Home Cosmetic Science Talk Formulating hydrophobically treated glass for w/o emulsion

  • hydrophobically treated glass for w/o emulsion

    Posted by natchemist on September 14, 2024 at 12:04 pm

    Hello everyone, I’ve been reading this forum for years and can’t express how useful it has been for my career. I have a question regarding packaging for w/o emulsions. I recently read that w/o emulsions with high water content such as water-breaking (or water-drop) emulsions require a hydrophobically treated inner wall if using glass jars. It’s my understanding that typically, glass jars have a hydrophilic inner wall which is not ideal for these kinds of emulsions. However, I’m not clear on what is the reason for this requirement. Is instability expected to happen? and can this happen also in polypropylene? I do have seen a couple of my formulations gliding on the bottom of the beaker in a strange way and eventually pooling when transferred into glass jars, specifically in air pockets between the formulation and the glass wall. However, I’ve also seen this happening in polypropylene specimen cups.

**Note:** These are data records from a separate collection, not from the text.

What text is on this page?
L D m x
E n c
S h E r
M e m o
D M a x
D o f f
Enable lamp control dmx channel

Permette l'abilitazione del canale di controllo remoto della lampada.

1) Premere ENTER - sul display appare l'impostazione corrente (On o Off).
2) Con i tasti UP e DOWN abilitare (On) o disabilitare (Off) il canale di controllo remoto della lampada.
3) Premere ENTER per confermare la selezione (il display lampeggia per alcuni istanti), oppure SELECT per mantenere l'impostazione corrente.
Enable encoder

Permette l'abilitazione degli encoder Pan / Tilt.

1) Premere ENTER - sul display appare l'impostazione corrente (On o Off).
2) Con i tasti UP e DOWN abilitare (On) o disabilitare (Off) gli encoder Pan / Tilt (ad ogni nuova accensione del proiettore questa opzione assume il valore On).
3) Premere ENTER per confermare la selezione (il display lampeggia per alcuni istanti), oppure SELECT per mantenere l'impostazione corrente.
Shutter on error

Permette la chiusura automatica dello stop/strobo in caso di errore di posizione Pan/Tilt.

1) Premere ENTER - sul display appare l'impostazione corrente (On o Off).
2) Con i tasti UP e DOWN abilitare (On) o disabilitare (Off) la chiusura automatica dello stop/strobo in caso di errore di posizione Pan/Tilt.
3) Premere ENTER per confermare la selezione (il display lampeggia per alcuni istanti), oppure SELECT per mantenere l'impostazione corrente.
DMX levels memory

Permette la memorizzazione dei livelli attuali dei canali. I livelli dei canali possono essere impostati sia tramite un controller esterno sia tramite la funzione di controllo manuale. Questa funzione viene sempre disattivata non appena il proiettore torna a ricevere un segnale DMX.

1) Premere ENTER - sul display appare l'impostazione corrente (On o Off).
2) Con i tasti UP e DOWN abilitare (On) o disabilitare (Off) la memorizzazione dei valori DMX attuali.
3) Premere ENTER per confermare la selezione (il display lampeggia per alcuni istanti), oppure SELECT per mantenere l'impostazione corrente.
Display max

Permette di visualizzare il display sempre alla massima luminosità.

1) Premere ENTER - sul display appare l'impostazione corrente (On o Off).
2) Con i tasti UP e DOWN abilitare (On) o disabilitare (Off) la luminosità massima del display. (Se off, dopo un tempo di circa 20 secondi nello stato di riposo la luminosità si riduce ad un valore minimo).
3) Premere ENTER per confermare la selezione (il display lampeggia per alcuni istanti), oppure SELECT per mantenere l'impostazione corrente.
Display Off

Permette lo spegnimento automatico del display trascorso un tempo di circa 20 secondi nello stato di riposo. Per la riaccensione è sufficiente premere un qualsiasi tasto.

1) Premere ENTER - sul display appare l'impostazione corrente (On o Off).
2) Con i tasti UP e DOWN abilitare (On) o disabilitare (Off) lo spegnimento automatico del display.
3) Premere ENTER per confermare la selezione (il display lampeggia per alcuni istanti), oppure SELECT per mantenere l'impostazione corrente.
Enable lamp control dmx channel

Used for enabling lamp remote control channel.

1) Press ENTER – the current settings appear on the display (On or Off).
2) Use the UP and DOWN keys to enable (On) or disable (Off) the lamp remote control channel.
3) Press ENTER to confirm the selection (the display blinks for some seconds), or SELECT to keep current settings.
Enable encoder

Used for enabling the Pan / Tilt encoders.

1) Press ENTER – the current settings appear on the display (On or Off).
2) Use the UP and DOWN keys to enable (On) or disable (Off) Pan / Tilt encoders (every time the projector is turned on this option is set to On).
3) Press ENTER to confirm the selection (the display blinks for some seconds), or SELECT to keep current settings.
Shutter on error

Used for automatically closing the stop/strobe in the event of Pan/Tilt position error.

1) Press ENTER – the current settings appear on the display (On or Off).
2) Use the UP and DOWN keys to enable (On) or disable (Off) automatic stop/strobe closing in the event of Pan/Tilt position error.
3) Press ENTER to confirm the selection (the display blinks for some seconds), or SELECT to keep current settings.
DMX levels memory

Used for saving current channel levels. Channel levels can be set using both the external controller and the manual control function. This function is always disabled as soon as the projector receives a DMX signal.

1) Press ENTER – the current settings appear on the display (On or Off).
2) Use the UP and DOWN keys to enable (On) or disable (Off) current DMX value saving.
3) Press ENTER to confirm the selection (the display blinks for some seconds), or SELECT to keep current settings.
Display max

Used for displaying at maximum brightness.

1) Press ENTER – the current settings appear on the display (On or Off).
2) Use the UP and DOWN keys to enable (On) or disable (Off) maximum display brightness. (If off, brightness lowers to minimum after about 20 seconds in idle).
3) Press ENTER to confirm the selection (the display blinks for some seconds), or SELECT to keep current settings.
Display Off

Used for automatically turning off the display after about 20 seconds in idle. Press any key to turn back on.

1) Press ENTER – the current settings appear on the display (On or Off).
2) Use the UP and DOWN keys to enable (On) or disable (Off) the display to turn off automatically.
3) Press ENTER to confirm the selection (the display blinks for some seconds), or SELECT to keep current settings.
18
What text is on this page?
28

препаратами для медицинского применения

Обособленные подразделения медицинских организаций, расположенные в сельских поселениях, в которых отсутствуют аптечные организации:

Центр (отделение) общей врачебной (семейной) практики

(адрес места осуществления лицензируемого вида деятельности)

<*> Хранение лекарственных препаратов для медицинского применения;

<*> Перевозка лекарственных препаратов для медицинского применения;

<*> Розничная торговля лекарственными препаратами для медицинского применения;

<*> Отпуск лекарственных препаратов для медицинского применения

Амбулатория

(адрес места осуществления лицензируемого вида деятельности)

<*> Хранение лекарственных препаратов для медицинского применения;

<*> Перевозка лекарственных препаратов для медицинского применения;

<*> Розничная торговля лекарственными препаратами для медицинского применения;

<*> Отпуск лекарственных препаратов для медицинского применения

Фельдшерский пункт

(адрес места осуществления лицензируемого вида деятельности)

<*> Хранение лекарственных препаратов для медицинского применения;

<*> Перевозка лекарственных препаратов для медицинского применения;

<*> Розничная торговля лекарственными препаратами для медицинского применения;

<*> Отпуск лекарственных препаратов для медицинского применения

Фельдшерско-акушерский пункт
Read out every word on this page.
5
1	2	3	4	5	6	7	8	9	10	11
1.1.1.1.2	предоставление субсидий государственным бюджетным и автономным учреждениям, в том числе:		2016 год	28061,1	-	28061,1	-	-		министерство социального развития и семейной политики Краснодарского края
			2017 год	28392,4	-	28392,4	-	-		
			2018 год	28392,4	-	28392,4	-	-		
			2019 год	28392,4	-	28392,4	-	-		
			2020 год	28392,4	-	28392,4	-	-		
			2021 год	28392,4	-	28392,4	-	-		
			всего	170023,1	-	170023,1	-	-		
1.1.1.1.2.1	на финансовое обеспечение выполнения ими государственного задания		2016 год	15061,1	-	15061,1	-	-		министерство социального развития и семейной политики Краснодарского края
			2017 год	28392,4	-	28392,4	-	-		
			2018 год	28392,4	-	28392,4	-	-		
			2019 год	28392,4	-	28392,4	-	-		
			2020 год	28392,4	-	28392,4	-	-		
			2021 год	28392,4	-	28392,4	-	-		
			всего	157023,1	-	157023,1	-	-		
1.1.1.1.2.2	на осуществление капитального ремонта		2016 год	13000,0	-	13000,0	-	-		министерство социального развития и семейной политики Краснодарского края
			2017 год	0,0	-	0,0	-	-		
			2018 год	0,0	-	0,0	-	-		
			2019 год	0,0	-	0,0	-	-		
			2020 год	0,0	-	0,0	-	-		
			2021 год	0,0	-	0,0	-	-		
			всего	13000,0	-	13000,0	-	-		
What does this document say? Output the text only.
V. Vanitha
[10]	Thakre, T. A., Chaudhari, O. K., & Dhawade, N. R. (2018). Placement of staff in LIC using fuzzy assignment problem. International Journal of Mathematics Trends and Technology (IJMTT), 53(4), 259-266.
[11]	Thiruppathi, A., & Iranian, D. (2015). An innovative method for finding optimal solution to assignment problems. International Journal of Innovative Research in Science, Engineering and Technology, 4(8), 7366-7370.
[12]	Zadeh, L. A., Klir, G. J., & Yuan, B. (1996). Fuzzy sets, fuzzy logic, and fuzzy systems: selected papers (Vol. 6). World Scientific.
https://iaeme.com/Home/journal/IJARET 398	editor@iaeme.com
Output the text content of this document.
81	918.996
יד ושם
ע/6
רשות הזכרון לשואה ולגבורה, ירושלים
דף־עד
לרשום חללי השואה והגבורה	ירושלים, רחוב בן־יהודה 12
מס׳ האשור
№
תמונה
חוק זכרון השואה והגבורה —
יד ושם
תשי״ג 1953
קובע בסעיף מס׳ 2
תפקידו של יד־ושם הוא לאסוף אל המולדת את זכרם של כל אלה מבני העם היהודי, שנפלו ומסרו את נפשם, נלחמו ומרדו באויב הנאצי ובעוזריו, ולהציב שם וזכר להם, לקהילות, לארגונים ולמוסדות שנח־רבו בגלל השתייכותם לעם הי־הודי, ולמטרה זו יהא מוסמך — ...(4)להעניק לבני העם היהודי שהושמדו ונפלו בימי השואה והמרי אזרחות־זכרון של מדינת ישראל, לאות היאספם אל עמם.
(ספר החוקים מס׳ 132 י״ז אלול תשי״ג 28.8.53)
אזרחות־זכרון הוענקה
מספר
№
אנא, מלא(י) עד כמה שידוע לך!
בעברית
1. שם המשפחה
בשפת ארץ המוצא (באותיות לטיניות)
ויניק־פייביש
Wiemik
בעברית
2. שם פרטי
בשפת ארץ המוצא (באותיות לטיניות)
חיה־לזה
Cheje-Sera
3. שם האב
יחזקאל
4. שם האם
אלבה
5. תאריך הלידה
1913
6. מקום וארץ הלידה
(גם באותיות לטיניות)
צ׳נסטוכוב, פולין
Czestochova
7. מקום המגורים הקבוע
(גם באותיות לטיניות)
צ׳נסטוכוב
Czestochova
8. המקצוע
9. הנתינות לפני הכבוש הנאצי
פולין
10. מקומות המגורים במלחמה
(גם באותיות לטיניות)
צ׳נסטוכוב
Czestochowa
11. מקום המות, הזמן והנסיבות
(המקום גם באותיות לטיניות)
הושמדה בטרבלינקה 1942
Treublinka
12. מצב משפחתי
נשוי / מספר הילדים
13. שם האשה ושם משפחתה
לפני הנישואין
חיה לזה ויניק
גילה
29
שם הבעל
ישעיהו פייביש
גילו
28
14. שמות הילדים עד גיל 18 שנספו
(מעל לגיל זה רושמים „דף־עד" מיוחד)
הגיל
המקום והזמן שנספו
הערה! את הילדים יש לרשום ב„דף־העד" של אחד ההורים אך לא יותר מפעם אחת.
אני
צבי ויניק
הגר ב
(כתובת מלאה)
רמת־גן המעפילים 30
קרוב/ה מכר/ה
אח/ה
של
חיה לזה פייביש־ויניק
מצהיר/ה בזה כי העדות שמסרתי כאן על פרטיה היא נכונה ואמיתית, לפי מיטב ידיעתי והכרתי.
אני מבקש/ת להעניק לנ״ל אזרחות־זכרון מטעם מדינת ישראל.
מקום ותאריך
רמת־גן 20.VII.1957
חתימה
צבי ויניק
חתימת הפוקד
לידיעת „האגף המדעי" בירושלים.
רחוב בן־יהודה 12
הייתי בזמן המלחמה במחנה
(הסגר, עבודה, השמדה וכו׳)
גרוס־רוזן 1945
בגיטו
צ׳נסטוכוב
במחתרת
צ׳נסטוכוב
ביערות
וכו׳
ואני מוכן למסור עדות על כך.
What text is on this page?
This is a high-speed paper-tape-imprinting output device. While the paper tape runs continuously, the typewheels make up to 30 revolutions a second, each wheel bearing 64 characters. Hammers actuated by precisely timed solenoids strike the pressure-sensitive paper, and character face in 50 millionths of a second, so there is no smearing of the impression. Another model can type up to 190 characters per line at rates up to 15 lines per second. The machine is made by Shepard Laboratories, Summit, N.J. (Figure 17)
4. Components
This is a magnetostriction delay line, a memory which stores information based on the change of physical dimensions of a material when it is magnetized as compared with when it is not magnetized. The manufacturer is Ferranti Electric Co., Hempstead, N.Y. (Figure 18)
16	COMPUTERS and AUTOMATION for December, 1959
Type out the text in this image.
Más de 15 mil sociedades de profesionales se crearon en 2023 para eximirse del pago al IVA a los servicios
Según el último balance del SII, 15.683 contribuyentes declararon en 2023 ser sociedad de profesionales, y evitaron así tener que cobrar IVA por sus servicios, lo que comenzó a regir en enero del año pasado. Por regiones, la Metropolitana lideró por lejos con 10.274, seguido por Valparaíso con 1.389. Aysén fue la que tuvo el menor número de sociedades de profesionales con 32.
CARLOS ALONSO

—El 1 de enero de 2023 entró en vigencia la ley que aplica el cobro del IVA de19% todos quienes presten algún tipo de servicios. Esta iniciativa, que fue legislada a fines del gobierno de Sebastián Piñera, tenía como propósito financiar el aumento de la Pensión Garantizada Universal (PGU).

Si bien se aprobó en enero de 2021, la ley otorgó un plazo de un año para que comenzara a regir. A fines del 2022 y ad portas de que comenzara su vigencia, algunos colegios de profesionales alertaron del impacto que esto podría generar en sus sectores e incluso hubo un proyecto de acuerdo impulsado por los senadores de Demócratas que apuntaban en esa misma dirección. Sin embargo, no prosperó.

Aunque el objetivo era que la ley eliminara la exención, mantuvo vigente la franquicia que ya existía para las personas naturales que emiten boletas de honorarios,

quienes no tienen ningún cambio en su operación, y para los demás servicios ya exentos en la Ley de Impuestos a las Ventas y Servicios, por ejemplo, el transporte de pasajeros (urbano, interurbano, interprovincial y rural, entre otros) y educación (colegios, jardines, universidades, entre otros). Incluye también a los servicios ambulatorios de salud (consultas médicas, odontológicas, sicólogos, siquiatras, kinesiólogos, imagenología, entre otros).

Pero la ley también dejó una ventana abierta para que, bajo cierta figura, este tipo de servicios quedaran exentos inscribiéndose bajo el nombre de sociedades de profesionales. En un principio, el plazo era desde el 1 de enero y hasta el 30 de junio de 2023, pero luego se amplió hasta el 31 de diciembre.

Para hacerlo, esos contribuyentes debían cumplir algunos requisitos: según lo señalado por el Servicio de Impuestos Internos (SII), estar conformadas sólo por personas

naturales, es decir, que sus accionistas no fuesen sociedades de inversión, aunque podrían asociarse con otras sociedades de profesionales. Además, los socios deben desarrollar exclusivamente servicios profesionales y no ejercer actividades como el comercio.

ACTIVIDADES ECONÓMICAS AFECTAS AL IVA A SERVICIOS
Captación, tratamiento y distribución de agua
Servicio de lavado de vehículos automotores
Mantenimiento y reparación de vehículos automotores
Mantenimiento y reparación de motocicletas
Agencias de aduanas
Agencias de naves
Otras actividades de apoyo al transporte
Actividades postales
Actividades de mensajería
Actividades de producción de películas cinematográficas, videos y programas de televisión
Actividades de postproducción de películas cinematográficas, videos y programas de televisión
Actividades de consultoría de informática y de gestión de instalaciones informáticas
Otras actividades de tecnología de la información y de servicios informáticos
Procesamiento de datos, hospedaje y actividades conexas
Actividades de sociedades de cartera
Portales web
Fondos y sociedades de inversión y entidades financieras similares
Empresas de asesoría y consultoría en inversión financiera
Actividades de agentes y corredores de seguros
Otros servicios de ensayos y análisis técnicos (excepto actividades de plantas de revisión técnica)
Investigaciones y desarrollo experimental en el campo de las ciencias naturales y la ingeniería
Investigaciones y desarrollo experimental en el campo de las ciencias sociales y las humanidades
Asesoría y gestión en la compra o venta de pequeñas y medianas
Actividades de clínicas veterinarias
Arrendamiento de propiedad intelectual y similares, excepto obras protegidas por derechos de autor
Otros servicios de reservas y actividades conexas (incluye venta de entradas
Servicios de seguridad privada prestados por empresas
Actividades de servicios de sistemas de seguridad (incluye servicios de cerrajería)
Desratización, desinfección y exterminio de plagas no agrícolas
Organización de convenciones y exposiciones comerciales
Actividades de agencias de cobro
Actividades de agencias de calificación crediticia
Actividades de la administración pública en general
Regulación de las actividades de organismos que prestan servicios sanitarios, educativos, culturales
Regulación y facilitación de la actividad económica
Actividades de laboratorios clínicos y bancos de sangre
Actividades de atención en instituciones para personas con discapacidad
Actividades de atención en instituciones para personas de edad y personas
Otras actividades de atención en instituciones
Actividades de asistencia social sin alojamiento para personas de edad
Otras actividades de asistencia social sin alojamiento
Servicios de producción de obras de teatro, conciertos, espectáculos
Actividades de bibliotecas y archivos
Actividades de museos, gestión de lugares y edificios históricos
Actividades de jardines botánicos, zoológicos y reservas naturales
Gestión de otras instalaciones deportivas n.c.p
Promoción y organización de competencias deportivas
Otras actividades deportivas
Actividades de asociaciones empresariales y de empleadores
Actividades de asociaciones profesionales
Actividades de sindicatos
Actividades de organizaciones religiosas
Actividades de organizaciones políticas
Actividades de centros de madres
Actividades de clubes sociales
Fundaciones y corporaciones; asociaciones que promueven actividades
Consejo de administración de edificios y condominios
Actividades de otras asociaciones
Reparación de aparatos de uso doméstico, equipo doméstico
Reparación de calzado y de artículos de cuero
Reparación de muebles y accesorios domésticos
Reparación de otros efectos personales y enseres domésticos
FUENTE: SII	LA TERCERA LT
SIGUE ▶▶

    chemicalmatt replied 2 months ago 2 Members · 1 Reply
  • 1 Reply
  • chemicalmatt

    Member
    September 20, 2024 at 2:59 pm

    Basically all w/o are not thermodynamically stable but “metastable.” Packaging into PP or HDPE should not affect this too much. The glass wall thing is a mystery to me. I have never seen that but I have seen inversion of w/o emulsions on Tygon transfer hoses, which are silicone based, but only when warm. Must be some tribology effect there we don’t often see? Try cooling the glass jar first to see what happens.